Minter admitted that, while there has not been a national high school champion shattering girls records, there is the chance of it happening, even if the chances, he said, are miniscule.

“I can’t say, ‘no that would never happen,’” Minter said. “But how utterly ridiculous to latch on to something that has never happened and is highly unlikely to ever happen, and to use that to undermine these really important policies that are critical for one of the most marginalized group of kids in the country.”

Runner Juniper Eastwood, who supports transition mandates for trans athletes, points to her own experience as an example of the need for a medical transition.

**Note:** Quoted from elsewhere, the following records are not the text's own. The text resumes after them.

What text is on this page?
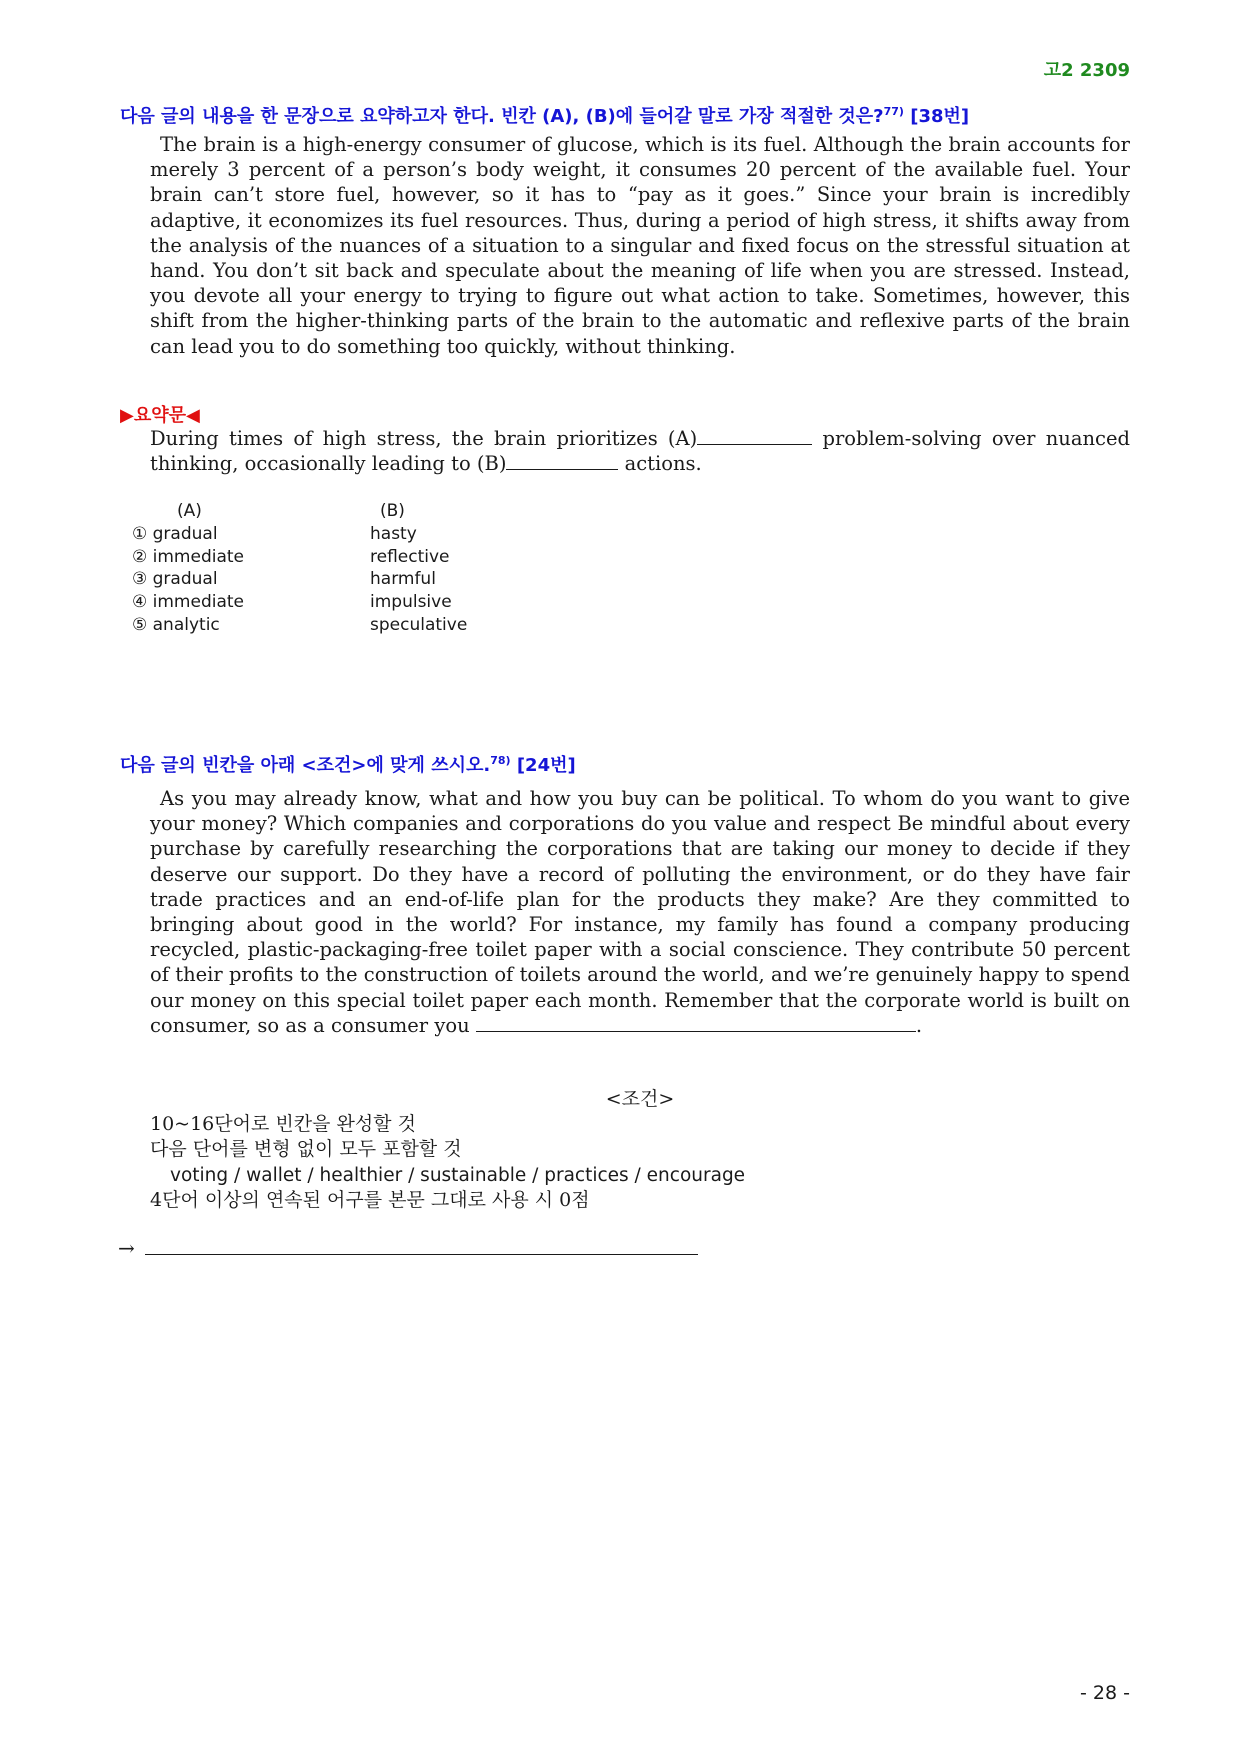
고2 2309
다음 글의 내용을 한 문장으로 요약하고자 한다. 빈칸 (A), (B)에 들어갈 말로 가장 적절한 것은?$^{77)}$ [38번]

The brain is a high-energy consumer of glucose, which is its fuel. Although the brain accounts for merely 3 percent of a person’s body weight, it consumes 20 percent of the available fuel. Your brain can’t store fuel, however, so it has to “pay as it goes.” Since your brain is incredibly adaptive, it economizes its fuel resources. Thus, during a period of high stress, it shifts away from the analysis of the nuances of a situation to a singular and fixed focus on the stressful situation at hand. You don’t sit back and speculate about the meaning of life when you are stressed. Instead, you devote all your energy to trying to figure out what action to take. Sometimes, however, this shift from the higher-thinking parts of the brain to the automatic and reflexive parts of the brain can lead you to do something too quickly, without thinking.

▶요약문◀
During times of high stress, the brain prioritizes (A)	problem-solving over nuanced thinking, occasionally leading to (B)	actions.
(A)	(B)
① gradual	hasty
② immediate	reflective
③ gradual	harmful
④ immediate	impulsive
⑤ analytic	speculative
다음 글의 빈칸을 아래 <조건>에 맞게 쓰시오.$^{78)}$ [24번]

As you may already know, what and how you buy can be political. To whom do you want to give your money? Which companies and corporations do you value and respect Be mindful about every purchase by carefully researching the corporations that are taking our money to decide if they deserve our support. Do they have a record of polluting the environment, or do they have fair trade practices and an end-of-life plan for the products they make? Are they committed to bringing about good in the world? For instance, my family has found a company producing recycled, plastic-packaging-free toilet paper with a social conscience. They contribute 50 percent of their profits to the construction of toilets around the world, and we’re genuinely happy to spend our money on this special toilet paper each month. Remember that the corporate world is built on consumer, so as a consumer you	.

<조건>
10~16단어로 빈칸을 완성할 것
다음 단어를 변형 없이 모두 포함할 것
voting / wallet / healthier / sustainable / practices / encourage
4단어 이상의 연속된 어구를 본문 그대로 사용 시 0점
→
- 28 -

When Eastwood, who is trans, competed in boys high school track and field in Montana before transitioning, she posted a personal best of 3:50 in the 1500-meter run. If she had run in the girls category without any transition, that time would have made her the North American women’s record-holder of any age.

The NCAA policy and college trans athletes

When Eastwood competed under the NCAA policy, her college time running in women’s track and field had ballooned to 4:27. The NCAA policy mandates a medical transition.

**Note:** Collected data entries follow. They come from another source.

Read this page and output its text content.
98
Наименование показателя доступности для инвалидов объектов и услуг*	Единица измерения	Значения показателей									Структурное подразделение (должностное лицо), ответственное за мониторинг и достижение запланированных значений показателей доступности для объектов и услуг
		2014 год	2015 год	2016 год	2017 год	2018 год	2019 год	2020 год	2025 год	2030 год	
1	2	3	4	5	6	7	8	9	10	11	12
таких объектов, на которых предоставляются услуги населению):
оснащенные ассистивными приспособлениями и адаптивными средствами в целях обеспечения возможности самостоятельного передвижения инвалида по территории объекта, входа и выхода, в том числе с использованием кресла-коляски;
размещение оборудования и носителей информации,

There is some agreement from LGBTQ leaders that a medical transition requirement for competitive athletics at the collegiate level is an appropriate policy.

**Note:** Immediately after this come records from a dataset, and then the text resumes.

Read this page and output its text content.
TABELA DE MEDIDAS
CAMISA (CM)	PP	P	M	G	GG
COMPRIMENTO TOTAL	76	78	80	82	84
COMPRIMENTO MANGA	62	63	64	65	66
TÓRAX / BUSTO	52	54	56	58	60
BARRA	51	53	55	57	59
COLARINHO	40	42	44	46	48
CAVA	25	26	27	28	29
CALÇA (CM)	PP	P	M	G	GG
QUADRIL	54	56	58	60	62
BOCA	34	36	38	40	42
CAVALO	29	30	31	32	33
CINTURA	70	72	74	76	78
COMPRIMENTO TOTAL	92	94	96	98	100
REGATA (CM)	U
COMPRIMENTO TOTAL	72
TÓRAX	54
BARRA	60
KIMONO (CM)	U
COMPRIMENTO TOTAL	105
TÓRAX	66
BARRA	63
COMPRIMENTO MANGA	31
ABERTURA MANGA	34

“I understand that June wants to make sure that NCAA policy is upheld, and I’m totally on board with that,” Minter said of the college-level policy mandating medical transition.

Other LGBTQ groups do support mandating some medical transition for some trans college athletes.

“NCAA policy for competitive elite sports at colleges makes sense and has also been operating well for a long time,” said GLAD’s Levi. “So I’m in support of the NCAA policy applying to the sports it currently applies to.”

Where the policy does not apply are sports that aren’t governed by the NCAA. Those include club sports like ultimate, as well as non-varsity sports teams like the successful UC-Santa Barbara rowing team. Also not governed by NCAA policy are intramural sports.

Advocates point to the different age brackets, as well as the elevated importance of winning and losing in college sports, as key differences from high school sports.

Yet support for the NCAA policy seems to be split amongst LGBTQ leaders. When pressed on whether HRC supports the current NCAA policy, David avoided taking a definitive position. Lieberman went further.

“We support a policy that does not require medical transition or invasive gatekeeping at the college level,” Lieberman said of Athlete Ally’s position. “Less than 1% of college athletes go on to play elite sports, and an even smaller number of NCAA athletes overall identify as transgender and nonbinary. The majority of college athletes are playing sports for the love of it, for the experience with their peers, and to be a part of a community.”

Lieberman pointed to Canada’s U Sport policy, which generally allows college-level trans women in Canada to compete in the women’s category without a medical transition.

Carroll, one of the authors of the 2010 On The Team report, said via text that her position on the NCAA’s trans-inclusion policy has not changed in that time. Mosier did not respond to questions about the college policy.

Multiple requests to speak to the ACLU’s Chase Strangio, who has become a loud legal voice in these conversations, went unreturned. The ACLU has broadly argued against medical-transition mandates to compete in sports.

Wherever each organization or advocate falls on the question of transition mandates for trans athletes, they are all nonetheless unanimous that outright bans on trans athletes in a category that affirms their gender are unnecessary and, some say, cruel.

How many state legislatures and courts turn away from bans toward policies that create a path to inclusion is yet to be seen.